La famille Jobez à qui elle appartenait « a été séduite de vendre à une PME dont le projet est de développer une activité dans le Jura », rapporte Maxime Creux. Coût de l’opération : environ 2,6 millions d’€. Cette acquisition va permettre à Eliteam d’augmenter ses actifs, mais aussi de proposer des formations à ses propres collaborateurs et à ses clients.


M2A


L’une des entités du groupe, Eliteam Energy, intervient comme société d’ingénierie et maître d’œuvre sur des travaux neufs et de réhabilitation de centrales de production d’énergie. Pour les centrales hydrauliques, la société rencontrait des difficultés à former ses nouvelles recrues. « Il n’y a pas d’école.
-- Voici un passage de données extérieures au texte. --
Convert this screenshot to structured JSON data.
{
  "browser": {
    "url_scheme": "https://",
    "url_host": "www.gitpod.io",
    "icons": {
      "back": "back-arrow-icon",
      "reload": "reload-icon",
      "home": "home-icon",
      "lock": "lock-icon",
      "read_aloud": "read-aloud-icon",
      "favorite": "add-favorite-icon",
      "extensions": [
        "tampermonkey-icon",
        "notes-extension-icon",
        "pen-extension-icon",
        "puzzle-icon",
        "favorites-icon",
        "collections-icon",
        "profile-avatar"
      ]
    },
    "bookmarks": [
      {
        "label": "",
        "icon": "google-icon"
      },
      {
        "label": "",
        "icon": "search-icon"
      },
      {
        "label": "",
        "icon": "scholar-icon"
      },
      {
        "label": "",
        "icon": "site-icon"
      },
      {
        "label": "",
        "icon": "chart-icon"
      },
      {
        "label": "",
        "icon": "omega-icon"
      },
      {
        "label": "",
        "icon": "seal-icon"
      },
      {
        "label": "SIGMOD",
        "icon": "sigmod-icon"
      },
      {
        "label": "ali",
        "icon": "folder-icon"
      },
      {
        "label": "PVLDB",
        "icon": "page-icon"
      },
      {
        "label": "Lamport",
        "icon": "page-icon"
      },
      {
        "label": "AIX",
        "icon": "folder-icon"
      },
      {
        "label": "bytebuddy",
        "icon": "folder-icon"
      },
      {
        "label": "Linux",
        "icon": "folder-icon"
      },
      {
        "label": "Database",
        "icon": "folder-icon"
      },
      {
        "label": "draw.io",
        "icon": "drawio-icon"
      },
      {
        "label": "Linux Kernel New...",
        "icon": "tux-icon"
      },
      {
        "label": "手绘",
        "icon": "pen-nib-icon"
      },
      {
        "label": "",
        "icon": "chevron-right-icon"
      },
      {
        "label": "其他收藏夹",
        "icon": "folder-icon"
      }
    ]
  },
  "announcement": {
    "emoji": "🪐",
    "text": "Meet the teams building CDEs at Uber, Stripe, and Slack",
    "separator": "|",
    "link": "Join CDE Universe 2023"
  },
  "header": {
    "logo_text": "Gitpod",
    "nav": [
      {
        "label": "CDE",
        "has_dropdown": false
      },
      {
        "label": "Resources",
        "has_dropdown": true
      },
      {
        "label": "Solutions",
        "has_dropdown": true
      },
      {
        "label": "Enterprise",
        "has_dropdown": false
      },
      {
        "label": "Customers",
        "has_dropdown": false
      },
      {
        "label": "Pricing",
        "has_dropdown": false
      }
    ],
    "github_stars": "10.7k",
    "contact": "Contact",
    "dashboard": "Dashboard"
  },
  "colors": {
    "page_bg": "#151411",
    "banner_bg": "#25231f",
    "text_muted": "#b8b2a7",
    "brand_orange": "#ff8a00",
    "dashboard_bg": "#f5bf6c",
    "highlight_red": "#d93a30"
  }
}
Les bases techniques s’apprennent sur le terrain. Alors on formait les nouveaux salariés auprès de nos collaborateurs en mission à l’international, mais c’était à nos frais », précise le dirigeant. Désormais, ils seront envoyés à Pont-de-Poitte et plus à l’autre bout du monde.



Une expertise à promouvoir en France

 

creux
Avec l’acquisition du barrage de Pont-de-Poitte, Maxime Creux, le président et fondateur du groupe Eliteam espère percer le marché français. © Julie Giorgi


Il y a quatre ans, Eliteam avait démarré une offre de formation en énergie hydraulique chez ses clients, avant de les faire venir dans sa propre centrale, depuis cette année. Celle-ci sera bientôt équipée d’outils numériques de pointe pour expliquer les avantages de ces équipements : gain de productivité, sécurité, fiabilité, contrôle à distance… Cette activité devrait apporter à l’entreprise un chiffre d’affaires de 200.000 € en 2021 et 400.000 en 2022.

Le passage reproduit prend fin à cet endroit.